Download Filenya Di Sini
Pedoman Penyusunan Tes Uraian
Agar diperoleh soal-soal bentuk uraian yang dikatakan memadai sebagai alat penilaian hasil belajar, hendaknya diperhatikan hal-hal berikut:
1) Hendaknya soal-soal tes dapat meliputi ide-ide pokok dari bahan yang diteskan, dan kalau mungkin disusun soal yang sifatnya komprehensif.
2) Hendaknya soal tidak mengambil kalimat-kalimat yang disalin langsung dari buku atau catatan
3) Pada waktu menyusun, soal-soal itu sudah dilengkapi dengan kunci jawaban serta pedoman penilaiannya
4) Hendaknya diusahakan agar pertanyaan bervariasi antara “Jelaskan”, “Mengapa”, “Bagaimana”, “Sebenarnya jauh”, agar dapat diketahui lebih jauh penguasaan siswa terhadap bahan.
5) Hendaknya rumusan soal dibuat sedemikian rupa sehingga mudah dipahami oleh siswa
6) Hendaknya ditegaskan model jawaban apa yang dikehendaki oleh penyusun tes.
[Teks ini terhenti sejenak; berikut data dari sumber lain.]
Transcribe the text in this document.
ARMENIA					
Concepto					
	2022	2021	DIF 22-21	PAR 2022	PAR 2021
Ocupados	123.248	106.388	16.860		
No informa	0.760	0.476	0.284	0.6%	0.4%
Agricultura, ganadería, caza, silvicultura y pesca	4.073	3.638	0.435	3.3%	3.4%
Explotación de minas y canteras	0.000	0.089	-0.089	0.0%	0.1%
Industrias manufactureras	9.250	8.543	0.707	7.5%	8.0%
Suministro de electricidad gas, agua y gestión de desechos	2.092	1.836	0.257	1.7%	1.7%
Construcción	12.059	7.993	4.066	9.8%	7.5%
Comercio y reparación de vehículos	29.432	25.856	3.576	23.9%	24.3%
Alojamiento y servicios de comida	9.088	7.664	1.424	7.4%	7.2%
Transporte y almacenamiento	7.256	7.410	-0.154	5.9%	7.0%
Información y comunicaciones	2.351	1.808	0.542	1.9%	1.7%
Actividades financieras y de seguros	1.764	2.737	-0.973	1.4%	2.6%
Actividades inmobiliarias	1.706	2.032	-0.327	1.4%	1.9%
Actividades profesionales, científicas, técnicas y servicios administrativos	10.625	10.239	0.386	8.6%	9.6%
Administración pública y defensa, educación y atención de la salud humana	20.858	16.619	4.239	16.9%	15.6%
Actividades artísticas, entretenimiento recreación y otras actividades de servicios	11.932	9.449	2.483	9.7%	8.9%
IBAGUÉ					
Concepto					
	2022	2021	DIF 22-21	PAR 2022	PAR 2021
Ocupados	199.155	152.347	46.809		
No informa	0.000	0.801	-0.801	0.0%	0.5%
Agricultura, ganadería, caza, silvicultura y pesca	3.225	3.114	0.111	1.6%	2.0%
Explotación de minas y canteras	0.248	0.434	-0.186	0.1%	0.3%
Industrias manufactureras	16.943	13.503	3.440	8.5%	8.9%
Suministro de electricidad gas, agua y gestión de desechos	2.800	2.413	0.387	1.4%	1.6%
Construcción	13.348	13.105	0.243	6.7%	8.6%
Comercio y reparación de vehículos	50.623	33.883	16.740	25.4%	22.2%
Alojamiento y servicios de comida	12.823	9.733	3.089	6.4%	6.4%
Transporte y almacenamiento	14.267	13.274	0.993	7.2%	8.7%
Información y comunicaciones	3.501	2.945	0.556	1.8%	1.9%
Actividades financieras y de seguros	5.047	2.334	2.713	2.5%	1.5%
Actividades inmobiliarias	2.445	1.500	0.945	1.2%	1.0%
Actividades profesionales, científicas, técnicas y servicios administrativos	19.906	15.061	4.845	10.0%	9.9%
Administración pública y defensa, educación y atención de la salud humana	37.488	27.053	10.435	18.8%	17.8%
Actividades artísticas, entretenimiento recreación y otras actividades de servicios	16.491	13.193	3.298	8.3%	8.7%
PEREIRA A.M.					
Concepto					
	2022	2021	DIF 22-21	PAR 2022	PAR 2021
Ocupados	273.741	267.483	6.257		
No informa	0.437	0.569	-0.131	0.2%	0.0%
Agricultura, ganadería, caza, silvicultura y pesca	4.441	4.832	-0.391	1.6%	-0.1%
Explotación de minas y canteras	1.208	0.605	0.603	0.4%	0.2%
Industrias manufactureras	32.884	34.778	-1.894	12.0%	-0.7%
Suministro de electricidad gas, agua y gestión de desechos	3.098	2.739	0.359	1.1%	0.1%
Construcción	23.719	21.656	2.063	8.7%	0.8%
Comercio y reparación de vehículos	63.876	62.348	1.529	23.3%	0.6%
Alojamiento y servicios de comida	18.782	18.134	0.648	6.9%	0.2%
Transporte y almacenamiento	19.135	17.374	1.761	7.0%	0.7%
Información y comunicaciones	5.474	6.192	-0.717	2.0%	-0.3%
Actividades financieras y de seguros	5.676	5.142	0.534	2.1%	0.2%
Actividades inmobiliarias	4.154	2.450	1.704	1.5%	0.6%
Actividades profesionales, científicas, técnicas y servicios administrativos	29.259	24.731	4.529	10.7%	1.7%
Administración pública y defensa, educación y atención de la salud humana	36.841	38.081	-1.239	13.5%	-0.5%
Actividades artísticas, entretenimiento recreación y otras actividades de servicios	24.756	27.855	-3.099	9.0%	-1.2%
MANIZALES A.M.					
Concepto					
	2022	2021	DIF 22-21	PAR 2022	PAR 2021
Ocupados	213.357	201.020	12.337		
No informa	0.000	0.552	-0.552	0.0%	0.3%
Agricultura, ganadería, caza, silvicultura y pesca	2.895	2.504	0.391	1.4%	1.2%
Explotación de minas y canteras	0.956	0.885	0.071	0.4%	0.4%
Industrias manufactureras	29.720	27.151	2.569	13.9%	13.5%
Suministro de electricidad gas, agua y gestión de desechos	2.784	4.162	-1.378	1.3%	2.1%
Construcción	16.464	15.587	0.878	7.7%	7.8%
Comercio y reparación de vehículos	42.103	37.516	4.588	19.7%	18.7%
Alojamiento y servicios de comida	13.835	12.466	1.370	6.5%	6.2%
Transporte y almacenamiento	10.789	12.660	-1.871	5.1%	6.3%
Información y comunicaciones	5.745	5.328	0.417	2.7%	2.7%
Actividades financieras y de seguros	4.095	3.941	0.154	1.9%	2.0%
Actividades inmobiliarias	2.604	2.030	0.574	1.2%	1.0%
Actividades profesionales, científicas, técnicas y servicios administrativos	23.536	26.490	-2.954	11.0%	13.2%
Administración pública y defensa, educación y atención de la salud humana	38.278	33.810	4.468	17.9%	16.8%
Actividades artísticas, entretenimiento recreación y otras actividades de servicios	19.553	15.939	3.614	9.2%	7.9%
Untuk ini pertanyaan tidak boleh terlalu umum, tetapi harus spesifik.
Pemberian Skor Tes Uraian
Memeriksa jawaban soal-soal uraian tidak semudah tes objektif sekalipun telah ada kunci jawabannya. Setiap jawaban soal uraian harus dibaca seluruhnya sebelum diberi skor sesuai dengan kriteria yang telah ditentukan.
Ada dua cara pemeriksaan jawaban soal uraian. Cara pertama ialah diperiksa seorang demi seorang untuk semua soal, kemudian diberi skor. Cara kedua ialah diperiksa nomor demi nomor untuk semua siswa, kemudian diberi skor, dan setelah selesai baru soal nomor dua, dst. Cara kedua memang memakan waktu lama, tetapi akan lebih objektif sebab jawaban setiap nomor untuk setiap siswa dapat diketahui dan dibandingkan. Cara kedua lebih baik daripada cara pertama, namun resikonya cukup berat bagi guru, apalagi jika jumlah siswa cukup banyak. Memeriksa jawaban soal uraian jangan dipaksakan selesai pada saat itu, tetapi lakukan secara bertahap. Hal ini penting untuk mencegah kelelahan sehingga pemeriksaan tidak objektif lagi. Guru harus sabar dalam memeriksa jawaban siswa, tidak emosional, lebih-lebih bila menghadapi tulisan siswa yang tak dapat dibaca, bahasa yang berbelit-belit, sistematika berpikirnya yang tidak teratur, dll.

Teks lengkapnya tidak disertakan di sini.